Sunday, February 15, 2009

Facebook Throttling Rate of New Friends

Take a look at this CNN TechNews article on Facebook Friend padding.

This article has apparently nothing to do with AppSec. However, this paragraph caught my eye:

"After (Facebook User Zorn) had sent 180 friend requests in less than an hour, an automated note from Facebook popped up on his screen warning him to stop or he’d be kicked off the site."

I think is a excellent defensive coding technique from Facebook. A defensive technique like this would have stopped the MySpace SAMY XSS worm. Samy's worm esentially added friends to his profile so fast and frequently that it took down the global myspace cluster. This friend-adding “throttling” feature could have stopped or slowed down that attack.

This feature is a wise move that will not disturb the vast majority of users. Go Facebook for your appSec excellence!

3 comments:

Michael Coates said...

This kind of defensive thinking is exactly what our applications need.

There is a normal use of the application, there's usage which may be excessive, and then there is down right irregularity that is malicious.

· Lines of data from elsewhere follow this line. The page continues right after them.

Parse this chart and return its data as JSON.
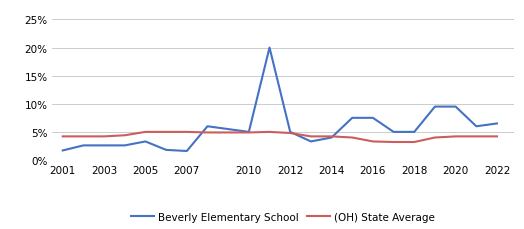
{
  "school_years": [
    2001,
    2002,
    2003,
    2004,
    2005,
    2006,
    2007,
    2008,
    2009,
    2010,
    2011,
    2012,
    2013,
    2014,
    2015,
    2016,
    2017,
    2018,
    2019,
    2020,
    2021,
    2022
  ],
  "school_values": [
    0.017,
    0.026,
    0.026,
    0.026,
    0.033,
    0.018,
    0.016,
    0.06,
    0.055,
    0.05,
    0.2,
    0.05,
    0.033,
    0.04,
    0.075,
    0.075,
    0.05,
    0.05,
    0.095,
    0.095,
    0.06,
    0.065
  ],
  "state_years": [
    2001,
    2002,
    2003,
    2004,
    2005,
    2006,
    2007,
    2008,
    2009,
    2010,
    2011,
    2012,
    2013,
    2014,
    2015,
    2016,
    2017,
    2018,
    2019,
    2020,
    2021,
    2022
  ],
  "state_values": [
    0.042,
    0.042,
    0.042,
    0.044,
    0.05,
    0.05,
    0.05,
    0.049,
    0.049,
    0.049,
    0.05,
    0.048,
    0.042,
    0.042,
    0.04,
    0.033,
    0.032,
    0.032,
    0.04,
    0.042,
    0.042,
    0.042
  ],
  "school_color": "#4472C4",
  "state_color": "#CD5C5C",
  "school_label": "Beverly Elementary School",
  "state_label": "(OH) State Average",
  "xticks": [
    2001,
    2003,
    2005,
    2007,
    2010,
    2012,
    2014,
    2016,
    2018,
    2020,
    2022
  ],
  "yticks": [
    0.0,
    0.05,
    0.1,
    0.15,
    0.2,
    0.25
  ],
  "ylim": [
    0.0,
    0.27
  ],
  "xlim": [
    2000.5,
    2022.8
  ],
  "bg_color": "#ffffff",
  "grid_color": "#cccccc",
  "line_width": 1.5,
  "tick_fontsize": 7.5,
  "legend_fontsize": 7.5
}
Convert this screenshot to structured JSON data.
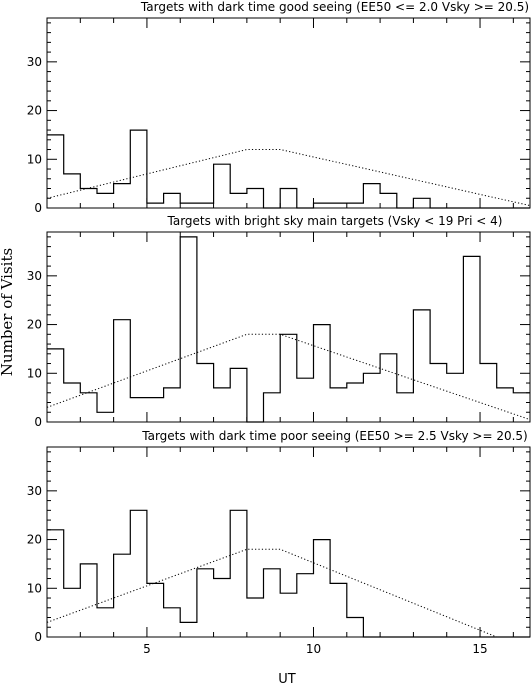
{
  "chart_data": {
    "type": "histogram",
    "shared": {
      "xlabel": "UT",
      "ylabel": "Number of Visits",
      "xlim": [
        2,
        16.5
      ],
      "ylim": [
        0,
        39
      ],
      "bin_start": 2,
      "bin_width": 0.5,
      "xticks_major": [
        5,
        10,
        15
      ],
      "xticks_minor_step": 1,
      "yticks": [
        0,
        10,
        20,
        30
      ],
      "grid": false,
      "line_styles": {
        "histogram": "solid step",
        "curve": "dotted"
      }
    },
    "panels": [
      {
        "title": "Targets with dark time good seeing (EE50 <= 2.0 Vsky >= 20.5)",
        "counts": [
          15,
          7,
          4,
          3,
          5,
          16,
          1,
          3,
          1,
          1,
          9,
          3,
          4,
          0,
          4,
          0,
          1,
          1,
          1,
          5,
          3,
          0,
          2,
          0,
          0,
          0,
          0,
          0,
          0
        ],
        "curve_x": [
          2,
          8,
          9,
          16.5
        ],
        "curve_y": [
          2,
          12,
          12,
          0.5
        ]
      },
      {
        "title": "Targets with bright sky main targets (Vsky < 19 Pri < 4)",
        "counts": [
          15,
          8,
          6,
          2,
          21,
          5,
          5,
          7,
          38,
          12,
          7,
          11,
          0,
          6,
          18,
          9,
          20,
          7,
          8,
          10,
          14,
          6,
          23,
          12,
          10,
          34,
          12,
          7,
          6
        ],
        "curve_x": [
          2,
          8,
          9,
          16.5
        ],
        "curve_y": [
          3,
          18,
          18,
          0.5
        ]
      },
      {
        "title": "Targets with dark time poor seeing (EE50 >= 2.5 Vsky >= 20.5)",
        "counts": [
          22,
          10,
          15,
          6,
          17,
          26,
          11,
          6,
          3,
          14,
          12,
          26,
          8,
          14,
          9,
          13,
          20,
          11,
          4,
          0,
          0,
          0,
          0,
          0,
          0,
          0,
          0,
          0,
          0
        ],
        "curve_x": [
          2,
          8,
          9,
          15.5
        ],
        "curve_y": [
          3,
          18,
          18,
          0
        ]
      }
    ]
  }
}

Detecting excessive anomalous user activity or malicious attacks from the user should generate a system alert and an automated response. These are exactly the types of issues we're tackling in the OWASP AppSensor project. Check it out if you're interested.

-Michael

Ofer Shezaf said...

I think that insufficient anti automation is fast becoming a major web application security issue.

According to the Web Hacking Incidents database which I run, "insufficient anti-automation" is fast becoming one of the two major threats to web applications. You can find some noteworthy insufficient anti automation incidents at http://www.xiom.com/whid-list/Automation.

However not all anti automation issues are reported as such at WHID, for example brute force attacks which are essentially also insufficient anti automation are usually classified as authentication issues.

Jim Manico said...

Ofer, I think your comment is brilliant - to the point where the topic you are discussing is being considered for the next OWASP Top Ten.